By Luke Baker and Balazs Koranyi


The European Union received the Nobel Peace Prize on Monday, honored by the Norwegian committee which looked beyond Europe's current malaise to recognize its decades of stability and democracy after the horrors of two world wars.





"Sixty years of peace. It's the first time that this has happened in the long history of Europe," Herman Van Rompuy, the president of the European Council, told Reuters before the ceremony.
"The facts prove that the European Union is a peacekeeping instrument of the first order," said Van Rompuy, who will collect the prize along with European Commission President Jose Manuel Barroso and Martin Schulz, the president of the European Parliament.
Europe is suffering feeble economic growth or outright recession, soaring unemployment and a number of its member states are unable to pay their debts. It has been called the worst economic crisis since World War Two.
The economic pain has provoked social unrest in a number of member states, notably near-bankrupt Greece. However, the Nobel committee focused on the EU's role in reconciling the disparate, warring corners of the "old continent" - the overarching success being to turn Germany and France from enemies into allies.

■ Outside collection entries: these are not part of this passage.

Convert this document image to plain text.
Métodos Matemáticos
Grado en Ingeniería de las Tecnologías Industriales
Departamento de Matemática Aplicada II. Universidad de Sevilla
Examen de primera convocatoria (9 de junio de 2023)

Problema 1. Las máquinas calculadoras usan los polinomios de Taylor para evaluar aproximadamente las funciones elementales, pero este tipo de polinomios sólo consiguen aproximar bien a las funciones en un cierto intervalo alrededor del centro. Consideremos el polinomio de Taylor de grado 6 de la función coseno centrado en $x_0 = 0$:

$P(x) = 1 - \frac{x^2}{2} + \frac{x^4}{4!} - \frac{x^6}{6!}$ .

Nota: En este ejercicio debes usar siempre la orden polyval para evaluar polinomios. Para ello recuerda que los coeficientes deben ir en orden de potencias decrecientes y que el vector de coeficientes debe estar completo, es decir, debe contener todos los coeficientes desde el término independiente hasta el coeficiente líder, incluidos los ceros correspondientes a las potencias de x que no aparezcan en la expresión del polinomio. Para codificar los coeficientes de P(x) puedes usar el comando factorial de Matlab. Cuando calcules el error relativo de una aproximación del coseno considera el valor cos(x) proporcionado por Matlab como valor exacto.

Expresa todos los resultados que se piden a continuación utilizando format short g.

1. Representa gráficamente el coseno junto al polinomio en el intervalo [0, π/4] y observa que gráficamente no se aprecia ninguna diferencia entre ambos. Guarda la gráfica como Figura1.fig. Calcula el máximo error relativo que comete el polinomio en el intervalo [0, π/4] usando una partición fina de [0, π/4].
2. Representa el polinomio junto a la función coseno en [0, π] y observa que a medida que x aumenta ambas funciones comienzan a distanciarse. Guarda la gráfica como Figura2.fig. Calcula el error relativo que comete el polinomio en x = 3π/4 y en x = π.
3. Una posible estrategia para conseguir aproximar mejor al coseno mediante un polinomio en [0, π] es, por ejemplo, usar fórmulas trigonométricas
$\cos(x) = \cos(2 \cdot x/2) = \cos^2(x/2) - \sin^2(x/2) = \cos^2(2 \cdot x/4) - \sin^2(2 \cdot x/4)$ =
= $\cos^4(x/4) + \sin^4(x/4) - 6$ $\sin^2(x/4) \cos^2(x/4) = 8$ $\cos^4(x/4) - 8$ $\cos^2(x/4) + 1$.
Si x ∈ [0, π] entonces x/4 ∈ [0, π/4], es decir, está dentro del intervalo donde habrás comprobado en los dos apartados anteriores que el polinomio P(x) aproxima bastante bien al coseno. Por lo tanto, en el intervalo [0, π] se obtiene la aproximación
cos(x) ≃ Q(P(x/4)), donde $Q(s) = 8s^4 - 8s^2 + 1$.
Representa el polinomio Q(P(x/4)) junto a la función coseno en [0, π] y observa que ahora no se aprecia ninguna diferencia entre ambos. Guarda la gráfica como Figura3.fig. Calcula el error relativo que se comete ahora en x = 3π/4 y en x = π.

Commission President Barroso, a former prime minister of Portugal who was part of the struggle to turn his country into a democracy in 1974, echoed those sentiments.
"It's a recognition of what has been achieved over the 60 years and at the same time, it's also an encouragement for the future," he told Reuters. "I think the message they give to us is that what you have built is something very precious, something that we should treasure, that we should keep."
Despite the warm words of unity and sense of common purpose, the EU and its major institutions were at odds after the announcement was made because they couldn't decide who should accept the award or who specifically was to be honored.
In the end it was decided that the prize was for all Europeans, to be picked up by the heads of the three main EU institutions. Twenty EU leaders also chose to attend the ceremony, but British Prime Minister David Cameron, whose relationship with Brussels is tense, stayed away.
"(This prize) is not only rewarding past achievements, it is also an encouragement to go further and to work further on deepening the European Union," Van Rompuy said. "The answer is more Europe and more integration."